Add requirements for investors.

-Ashton Kutcher would be banned from any crowdfunding transaction, whether as an investor or entrepreneur. He’s too good looking and too rich. Also banned: Justin Timberlake, Jay-Z, and Peyton Manning, for the same reasons. No A-List celebrity should be allowed to participate in a crowdfunding opportunity. C'mon, this is about the little guy! M. Night Shyamalan gets a pass because his career has really gone terribly since the Sixth Sense and he could use a break.

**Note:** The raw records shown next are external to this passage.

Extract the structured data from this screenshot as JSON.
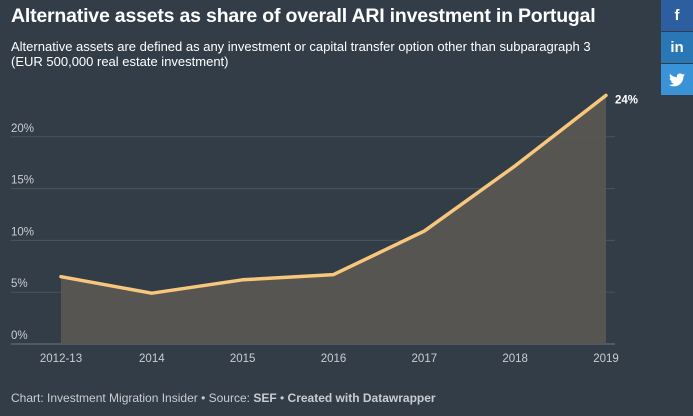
{
  "header": {
    "title": "Alternative assets as share of overall ARI investment in Portugal",
    "subtitle": "Alternative assets are defined as any investment or capital transfer option other than subparagraph 3 (EUR 500,000 real estate investment)"
  },
  "footer": {
    "chart_prefix": "Chart: Investment Migration Insider • Source: ",
    "source": "SEF",
    "separator": " • ",
    "created_with": "Created with Datawrapper"
  },
  "share": {
    "facebook_glyph": "f",
    "linkedin_glyph": "in",
    "twitter_glyph": "🐦"
  },
  "colors": {
    "background": "#333d48",
    "line": "#f7c77d",
    "area": "#5a5652",
    "grid": "#4b5560"
  },
  "chart_data": {
    "type": "area",
    "x": [
      "2012-13",
      "2014",
      "2015",
      "2016",
      "2017",
      "2018",
      "2019"
    ],
    "values": [
      6.5,
      4.9,
      6.2,
      6.7,
      10.9,
      17.2,
      24
    ],
    "ylim": [
      0,
      25
    ],
    "y_ticks": [
      0,
      5,
      10,
      15,
      20
    ],
    "y_tick_labels": [
      "0%",
      "5%",
      "10%",
      "15%",
      "20%"
    ],
    "end_label": "24%",
    "grid": true
  }
}
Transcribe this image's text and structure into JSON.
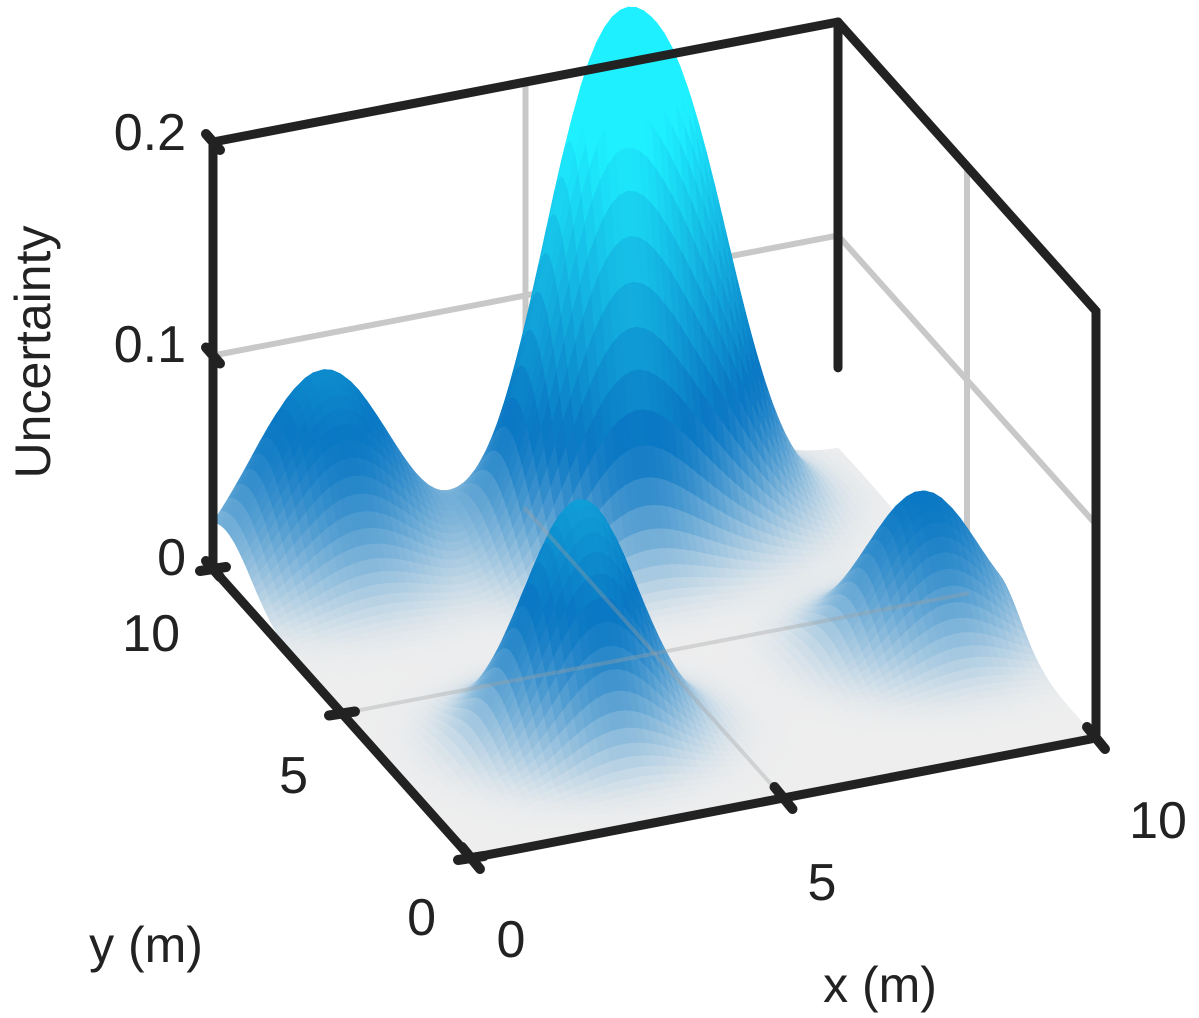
{
  "chart_data": {
    "type": "surface3d",
    "title": "",
    "xlabel": "x (m)",
    "ylabel": "y (m)",
    "zlabel": "Uncertainty",
    "xlim": [
      0,
      10
    ],
    "ylim": [
      0,
      10
    ],
    "zlim": [
      0,
      0.2
    ],
    "x_ticks": [
      "0",
      "5",
      "10"
    ],
    "y_ticks": [
      "0",
      "5",
      "10"
    ],
    "z_ticks": [
      "0",
      "0.1",
      "0.2"
    ],
    "grid": true,
    "colormap": [
      "#eeeeee",
      "#0a78c4",
      "#1ef0ff"
    ],
    "peaks": [
      {
        "x": 5.5,
        "y": 8.5,
        "height": 0.19,
        "sigma": 0.9
      },
      {
        "x": 7.0,
        "y": 9.0,
        "height": 0.17,
        "sigma": 0.9
      },
      {
        "x": 3.0,
        "y": 3.0,
        "height": 0.11,
        "sigma": 0.85
      },
      {
        "x": 1.6,
        "y": 9.5,
        "height": 0.09,
        "sigma": 1.0
      },
      {
        "x": 8.8,
        "y": 3.8,
        "height": 0.07,
        "sigma": 0.85
      }
    ]
  }
}
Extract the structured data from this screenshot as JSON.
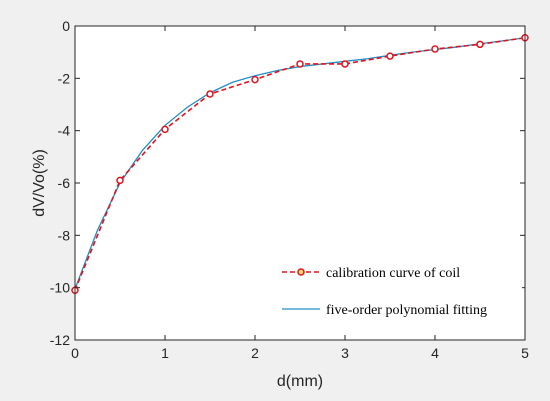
{
  "chart_data": {
    "type": "line",
    "title": "",
    "xlabel": "d(mm)",
    "ylabel": "dV/Vo(%)",
    "xlim": [
      0,
      5
    ],
    "ylim": [
      -12,
      0
    ],
    "xticks": [
      0,
      1,
      2,
      3,
      4,
      5
    ],
    "yticks": [
      -12,
      -10,
      -8,
      -6,
      -4,
      -2,
      0
    ],
    "grid": false,
    "legend_position": "bottom-right",
    "series": [
      {
        "name": "calibration curve of coil",
        "style": "dashed-with-circle-markers",
        "color": "#e3121b",
        "x": [
          0,
          0.5,
          1,
          1.5,
          2,
          2.5,
          3,
          3.5,
          4,
          4.5,
          5
        ],
        "y": [
          -10.1,
          -5.9,
          -3.95,
          -2.6,
          -2.05,
          -1.45,
          -1.45,
          -1.15,
          -0.88,
          -0.7,
          -0.45
        ]
      },
      {
        "name": "five-order polynomial fitting",
        "style": "solid",
        "color": "#1f8fc8",
        "x": [
          0,
          0.25,
          0.5,
          0.75,
          1,
          1.25,
          1.5,
          1.75,
          2,
          2.25,
          2.5,
          2.75,
          3,
          3.25,
          3.5,
          3.75,
          4,
          4.25,
          4.5,
          4.75,
          5
        ],
        "y": [
          -10.05,
          -7.8,
          -6.0,
          -4.75,
          -3.8,
          -3.1,
          -2.55,
          -2.15,
          -1.9,
          -1.7,
          -1.55,
          -1.45,
          -1.35,
          -1.25,
          -1.12,
          -1.0,
          -0.9,
          -0.8,
          -0.68,
          -0.57,
          -0.45
        ]
      }
    ]
  }
}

-Prospective investors must pass an online test before being allowed to invest. This test should cover the basics of pop culture ("Name 3 women George Clooney dated in the past 20 years"), American History ("Name 3 women Bill Clinton dated in the past 20 years), 5th grade math, and just plain common courtesy (anyone answering yes to "Is it okay to remove your shoes on a plane?" would be barred from participating in any crowdfunding opportunity and deported to Canada). Let’s bring some intelligence and decency back to our financial markets.

-Forget about all those brokers and portals and nonsense and let’s just give Amazon.com the rights to run crowdfunding online. Has this company not already proved that it’s competent? These guys can sell anything to anyone from anywhere. We’ll get stock recommendations based on other stocks we bought. We’ll be able to rate our stocks and recommend them to others. We can buy a company’s stock and the company’s products from the same place too. And if we buy more than $50 of stock they’ll ship us the certificates for free. Not only that but we’ll be able to read about the company’s news in the Washington Post. The bonus? Amazon’s never even made a profit, which must mean that they’re very altruistic so we don’t have to worry about the company pushing a certain stock on unsuspecting investors.

I’m sure you’ve got your suggestions too. Time’s running out so get your comments back to the SEC soon!